Acara yang baru pertama kali digelar itu diramaikan oleh banyak pengunjung. Mereka datang untuk berolahraga, menjajal wahana permainan, membeli aneka makanan dan minuman, serta mencari oleh-oleh khas Kabupaten Pati.
Kemeriahan itu pun membawa angin segar bagi pedagang yang menggelar lapak di Alun-Alun Kembangjoyo, salah satunya Lilis (44). Ia memanfaatkan momentum berjualan aneka jenis sarapan pagi di Alun-Alun Kembangjoyo bertepatan dengan Pasar Minggu Kembangjoyo ini.
Ia senang karena punya kesempatan menjajakan kulinernya di antara keramaian warga yang berkunjung. Sehingga ia berterimakasih kepada Pemerintah Kabupaten (Pemkab) Pati yang telah berpihak pada pelaku usaha menengah.
“Saya sangat antusias sekali, karena Pasar Minggu Kembangjoyo sangat membantu pedagang maupun UMKM. Baru pertama kali ini di sini karena acaranya baru ini,” kata wanita yang berjualan nasi pecel dan nasi tahu campur itu ketika diwawancarai awak media.
Lilis yang biasanya berjualan nasi di Desa Ngipik, Kecamatan Pati bisa mengenalkan masakannya ke masyarakat yang hadir ke Alun-Alun Kembangjoyo. Bahkan, di hari pertamanya berjualan sudah kedatangan ratusan pembeli.
“Kalau hari biasa jualan warung makan Ma’e di belakang RSUD Suwondo, tapi menunya macam macam. Kalau hari ini menunya nasi pecel dan nasi tahu campur,” ungkapnya sembari melayani pembeli.
Ia berharap lapak dagangannya selalu laris oleh pembeli di setiap event ini. Bahkan ia meminta jika Pasar Minggu Kembangjoyo bisa diselenggarakan setiap pekan.
“Harapannya setiap minggu dan laris-manis. Ini tadi yang beli gak kehitung,” pungkasnya.
Hadir dalam Pasar Minggu Kembangjoyo, Pelaksana Tugas (Plt) Bupati Pati, Risma Ardhi Chandra didampingi Sekretaris Daerah (Sekda) Pati, Teguh Widyatmoko, Kepala Dinas Perdagangan dan Perindustrian (Disdagperin) Kabupaten Pati Bhakti Junior Isrony, serta Ketua Komisi C Dewan Perwakilan Rakyat Daerah (DPRD) Kabupaten Pati Joni Kurnianto. Hal ini semakin menegaskan bahwa Pemkab Pati serius mendorong kemajuan ekonomi lokal di Bumi Pesantenan.

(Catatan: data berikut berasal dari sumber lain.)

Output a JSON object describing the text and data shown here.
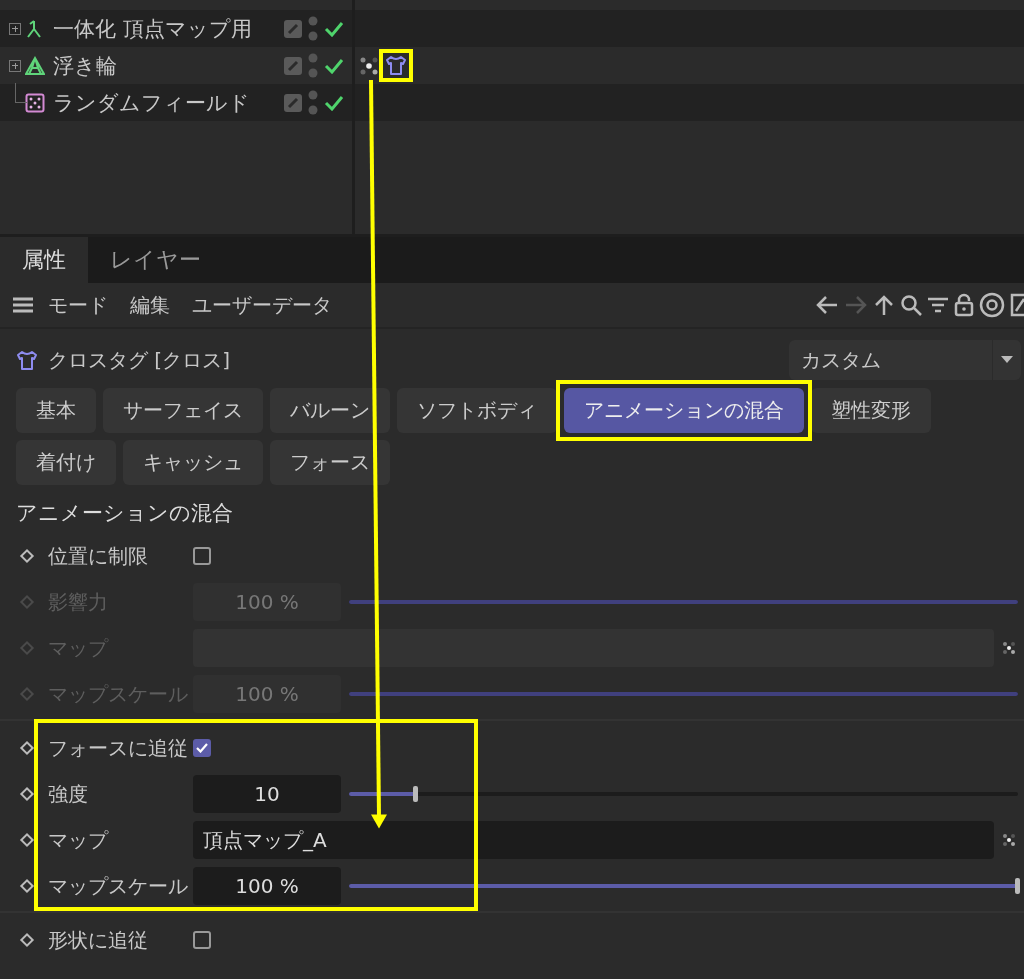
{
  "objects": [
    {
      "name": "一体化 頂点マップ用",
      "kind": "connect",
      "expandable": true
    },
    {
      "name": "浮き輪",
      "kind": "polygon",
      "expandable": true,
      "tags": [
        {
          "kind": "vertex-map"
        },
        {
          "kind": "cloth"
        }
      ]
    },
    {
      "name": "ランダムフィールド",
      "kind": "random",
      "expandable": false
    }
  ],
  "tabs": [
    {
      "label": "属性",
      "selected": true
    },
    {
      "label": "レイヤー",
      "selected": false
    }
  ],
  "menu": [
    "モード",
    "編集",
    "ユーザーデータ"
  ],
  "title": "クロスタグ [クロス]",
  "preset": "カスタム",
  "page_buttons": [
    [
      {
        "label": "基本",
        "selected": false
      },
      {
        "label": "サーフェイス",
        "selected": false
      },
      {
        "label": "バルーン",
        "selected": false
      },
      {
        "label": "ソフトボディ",
        "selected": false
      },
      {
        "label": "アニメーションの混合",
        "selected": true
      },
      {
        "label": "塑性変形",
        "selected": false
      }
    ],
    [
      {
        "label": "着付け",
        "selected": false
      },
      {
        "label": "キャッシュ",
        "selected": false
      },
      {
        "label": "フォース",
        "selected": false
      }
    ]
  ],
  "section": "アニメーションの混合",
  "groups": [
    {
      "rows": [
        {
          "kind": "checkbox",
          "label": "位置に制限",
          "checked": false,
          "disabled": false
        },
        {
          "kind": "slider",
          "label": "影響力",
          "value": "100 %",
          "level": 1,
          "disabled": true
        },
        {
          "kind": "link",
          "label": "マップ",
          "disabled": true
        },
        {
          "kind": "slider",
          "label": "マップスケール",
          "value": "100 %",
          "level": 1,
          "disabled": true
        }
      ]
    },
    {
      "rows": [
        {
          "kind": "checkbox",
          "label": "フォースに追従",
          "checked": true,
          "disabled": false
        },
        {
          "kind": "slider",
          "label": "強度",
          "value": "10",
          "level": 0.1,
          "disabled": false
        },
        {
          "kind": "link",
          "label": "マップ",
          "value": "頂点マップ_A",
          "disabled": false
        },
        {
          "kind": "slider",
          "label": "マップスケール",
          "value": "100 %",
          "level": 1,
          "disabled": false
        }
      ]
    },
    {
      "rows": [
        {
          "kind": "checkbox",
          "label": "形状に追従",
          "checked": false,
          "disabled": false
        }
      ]
    }
  ]
}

Plt Bupati Pati, Risma Ardhi Chandra mengajak masyarakat Kabupaten Pati mengunjungi alun-alun yang berlokasi di Kelurahan Kalidoro tersebut. Ia juga berjanji akan menambah lampu penerangan di tempat tersebut.

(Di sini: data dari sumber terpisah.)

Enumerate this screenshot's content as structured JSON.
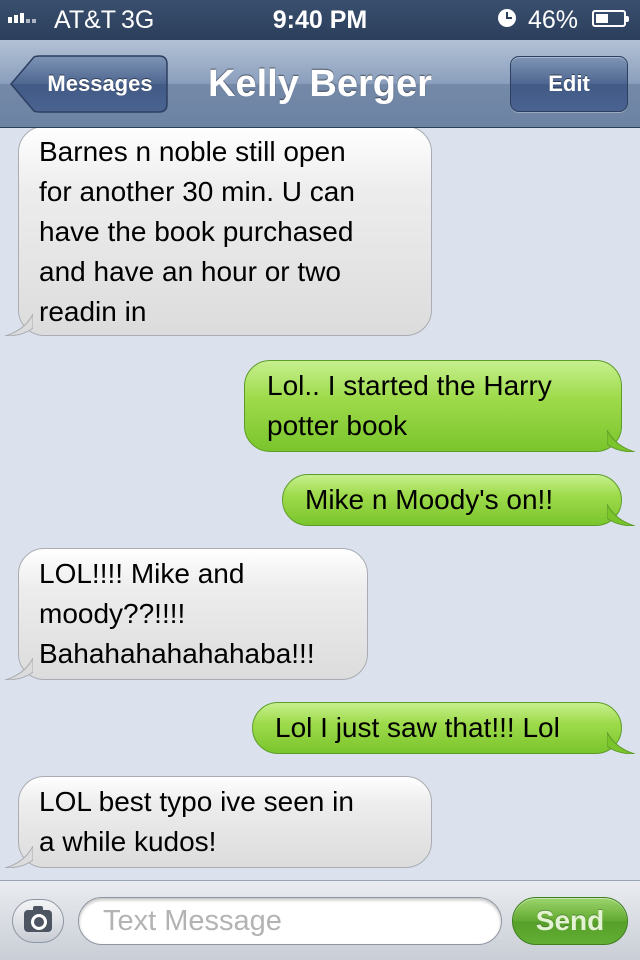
{
  "status_bar": {
    "carrier": "AT&T",
    "network": "3G",
    "time": "9:40 PM",
    "alarm_icon": "alarm-icon",
    "battery_percent": "46%",
    "battery_level": 0.46
  },
  "nav": {
    "back_label": "Messages",
    "title": "Kelly Berger",
    "edit_label": "Edit"
  },
  "messages": [
    {
      "direction": "in",
      "lines": [
        "Barnes n noble still open",
        "for another 30 min. U can",
        "have the book purchased",
        "and have an hour or two",
        "readin in"
      ]
    },
    {
      "direction": "out",
      "lines": [
        "Lol.. I started the Harry",
        "potter book"
      ]
    },
    {
      "direction": "out",
      "lines": [
        "Mike n Moody's on!!"
      ]
    },
    {
      "direction": "in",
      "lines": [
        "LOL!!!! Mike and",
        "moody??!!!!",
        "Bahahahahahahaba!!!"
      ]
    },
    {
      "direction": "out",
      "lines": [
        "Lol I just saw that!!! Lol"
      ]
    },
    {
      "direction": "in",
      "lines": [
        "LOL best typo ive seen in",
        "a while kudos!"
      ]
    }
  ],
  "input_bar": {
    "camera_icon": "camera-icon",
    "placeholder": "Text Message",
    "value": "",
    "send_label": "Send"
  },
  "colors": {
    "incoming_bubble": "#dcdcdc",
    "outgoing_bubble": "#7ac52c",
    "background": "#dbe2ed",
    "nav_bar": "#6d83a3"
  }
}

“Warga Pati dapat hadir setiap minggu genap kita adakan Car Free Day (CFD) di Alun-Alun Kembangjoyo. Mei juga akan ada penataan Alun-Alun Kembangjoyo untuk penerangan juga ada pengadaan, supaya Alun-Alun Kembangjoyo ramai lagi, meriah lagi, bisa menjadikan tempat berkumpul keluarga lagi sehingga UMKM Alun-Alun Kembangjoyo meriah lagi,” ungkapnya meninjau lapak UMKM.
Chandra meminta para pedagang mencantumkan daftar menu beserta harganya secara detail. Sehingga pembeli bisa tahu nominal yang perlu dikeluarkan dari dompet.
“Semua yang ada di sini mewajibkan ada daftar list menu dan harganya supaya masyarakat pada saat membeli jajanan di Alun-Alun Kembangjoyo sudah jelas harganya berapa, harus membayar berapa,” ujarnya.
Ia juha menyoroti kenakalan juru parkir di pintu masuk Alun-Alun Kembangjoyo yang memasang tarif Rp 2.000 sampai Rp 5.000 untuk kendaraan roda dua. Padahal secara regulasi yang berlaku, tarif parkir di Alun-Alun Kembangjoyountuk roda dua Rp 1.000, sedangkan roda empat Rp 2.000.
“Tadi ada keluhan masyarakat di Alun-Alun Kembangjoyo, sepeda motor Rp 5.000. Besok Senin kami pasang banner parkir Rp 1.000 untuk sepeda motor dan Rp 2.000 untuk mobil,” pungkasnya.(red)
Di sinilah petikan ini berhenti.